This is a preparation that you will find in all good bistros. Egg mayonnaise is a counter classic. Pleasant to eat, pleasant to pay. Its price allows a snack or a starter without breaking the bank.

The Egg Mayonnaise Safeguard Association organizes a world championship among top chefs every year, and it asked 49 of them to make their version of egg mayo, with a recipe, in a very beautiful book published in Cherche Midi.

One of the coordinators of this association, Pierre-Yves Chupin, also directs the Lebey guide whose founder, Claude Lebey, was one of the first to restore the image of the egg mayo.

“Some chefs add childhood memories, others play the map. With few ingredients you can manage to make something great.”

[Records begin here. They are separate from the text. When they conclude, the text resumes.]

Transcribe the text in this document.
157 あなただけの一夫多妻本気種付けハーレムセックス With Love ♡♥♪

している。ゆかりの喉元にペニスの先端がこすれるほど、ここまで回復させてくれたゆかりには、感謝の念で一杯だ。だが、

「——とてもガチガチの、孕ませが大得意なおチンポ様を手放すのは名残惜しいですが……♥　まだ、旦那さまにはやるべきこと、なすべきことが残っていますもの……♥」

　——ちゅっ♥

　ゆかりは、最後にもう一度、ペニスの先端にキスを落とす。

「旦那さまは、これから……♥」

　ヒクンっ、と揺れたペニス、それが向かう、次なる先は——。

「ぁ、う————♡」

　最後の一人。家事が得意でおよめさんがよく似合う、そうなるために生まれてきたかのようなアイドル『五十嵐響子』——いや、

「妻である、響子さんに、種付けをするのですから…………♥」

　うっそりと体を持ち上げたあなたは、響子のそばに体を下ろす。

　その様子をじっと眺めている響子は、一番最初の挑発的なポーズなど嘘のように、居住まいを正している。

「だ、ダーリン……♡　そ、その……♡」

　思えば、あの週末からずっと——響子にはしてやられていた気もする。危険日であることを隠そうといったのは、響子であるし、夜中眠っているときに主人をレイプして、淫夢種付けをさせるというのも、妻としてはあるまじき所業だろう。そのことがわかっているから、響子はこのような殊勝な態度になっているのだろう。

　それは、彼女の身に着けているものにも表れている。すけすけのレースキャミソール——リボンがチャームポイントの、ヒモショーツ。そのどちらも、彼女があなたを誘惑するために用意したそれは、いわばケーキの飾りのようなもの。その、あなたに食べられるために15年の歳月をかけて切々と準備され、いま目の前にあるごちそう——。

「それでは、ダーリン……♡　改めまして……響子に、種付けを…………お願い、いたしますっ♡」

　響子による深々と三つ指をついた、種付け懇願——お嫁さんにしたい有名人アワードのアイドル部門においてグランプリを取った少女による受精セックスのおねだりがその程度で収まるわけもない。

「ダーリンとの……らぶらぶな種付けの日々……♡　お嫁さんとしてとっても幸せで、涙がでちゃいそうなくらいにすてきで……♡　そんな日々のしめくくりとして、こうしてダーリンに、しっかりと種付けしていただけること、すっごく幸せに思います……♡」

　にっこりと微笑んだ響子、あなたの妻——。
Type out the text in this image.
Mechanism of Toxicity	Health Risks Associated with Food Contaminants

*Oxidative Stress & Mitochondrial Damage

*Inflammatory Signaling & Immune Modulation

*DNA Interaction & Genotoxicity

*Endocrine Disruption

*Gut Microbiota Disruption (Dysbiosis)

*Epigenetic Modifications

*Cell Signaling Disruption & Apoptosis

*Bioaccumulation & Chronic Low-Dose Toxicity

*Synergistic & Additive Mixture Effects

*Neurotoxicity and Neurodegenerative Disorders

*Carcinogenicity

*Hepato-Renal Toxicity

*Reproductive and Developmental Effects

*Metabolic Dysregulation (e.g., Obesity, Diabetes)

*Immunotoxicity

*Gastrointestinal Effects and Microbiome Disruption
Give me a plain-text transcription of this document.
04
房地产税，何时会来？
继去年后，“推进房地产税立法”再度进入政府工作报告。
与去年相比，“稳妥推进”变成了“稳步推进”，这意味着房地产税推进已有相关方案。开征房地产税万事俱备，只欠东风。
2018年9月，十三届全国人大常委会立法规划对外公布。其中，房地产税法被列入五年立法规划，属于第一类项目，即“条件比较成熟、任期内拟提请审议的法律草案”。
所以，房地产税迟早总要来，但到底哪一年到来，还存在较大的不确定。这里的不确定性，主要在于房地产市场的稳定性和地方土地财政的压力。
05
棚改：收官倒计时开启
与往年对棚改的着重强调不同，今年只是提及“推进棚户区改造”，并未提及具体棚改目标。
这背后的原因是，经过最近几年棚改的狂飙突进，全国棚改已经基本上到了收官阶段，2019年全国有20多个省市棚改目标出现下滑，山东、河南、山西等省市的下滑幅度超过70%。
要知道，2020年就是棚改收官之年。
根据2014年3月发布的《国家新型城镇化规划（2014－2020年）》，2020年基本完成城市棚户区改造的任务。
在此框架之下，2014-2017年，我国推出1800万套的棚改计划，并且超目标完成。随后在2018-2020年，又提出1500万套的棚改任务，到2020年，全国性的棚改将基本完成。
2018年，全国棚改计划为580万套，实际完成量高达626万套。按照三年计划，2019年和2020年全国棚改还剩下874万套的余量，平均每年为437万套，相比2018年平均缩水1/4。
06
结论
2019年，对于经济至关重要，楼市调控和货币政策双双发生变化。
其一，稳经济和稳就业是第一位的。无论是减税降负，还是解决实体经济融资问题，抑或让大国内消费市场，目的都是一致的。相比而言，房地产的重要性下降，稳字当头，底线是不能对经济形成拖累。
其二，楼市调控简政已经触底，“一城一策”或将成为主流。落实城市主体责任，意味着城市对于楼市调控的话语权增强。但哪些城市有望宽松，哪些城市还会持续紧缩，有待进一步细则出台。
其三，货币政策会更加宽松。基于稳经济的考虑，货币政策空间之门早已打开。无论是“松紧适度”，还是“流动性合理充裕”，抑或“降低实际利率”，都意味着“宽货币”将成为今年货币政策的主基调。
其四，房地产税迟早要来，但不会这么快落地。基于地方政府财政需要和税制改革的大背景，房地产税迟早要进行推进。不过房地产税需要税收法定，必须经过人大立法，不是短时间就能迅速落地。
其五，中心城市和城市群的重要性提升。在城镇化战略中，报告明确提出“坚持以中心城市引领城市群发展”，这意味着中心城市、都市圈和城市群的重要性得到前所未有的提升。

Pierre-Yves Chupin, coordinator of the mayo egg preservation association

at franceinfo

Pulling off an egg mayo isn’t as easy as it sounds. Above all avoid those that are prepared in advance and stored in the refrigerator: it must be prepared on the spot. We can easily recognize if the cooking is good, if the mayonnaise gives enough relief, if the whole is not too heavy to swallow.

Thierry Marx gives you his own recipe for egg mayonnaise, with horseradish.

Ingredients for four :

4 eggs (size 50/55), 1 egg white, a pinch of horseradish, 10 cl of rapeseed oil.

Preperation :

In a saucepan, boil water. As soon as it boils, reduce the heat just to allow small bubbles to rise. Place the eggs in this water at around 80°C. Cook for 14 minutes.

Meanwhile, in a bowl, add the horseradish to the egg white and beat vigorously, gently pouring in the rapeseed oil, until you obtain a mayonnaise. To book.

Take the eggs out of the saucepan and run them under cold water. Peel them and cut them in half with a slightly wet knife. Cover with mayonnaise.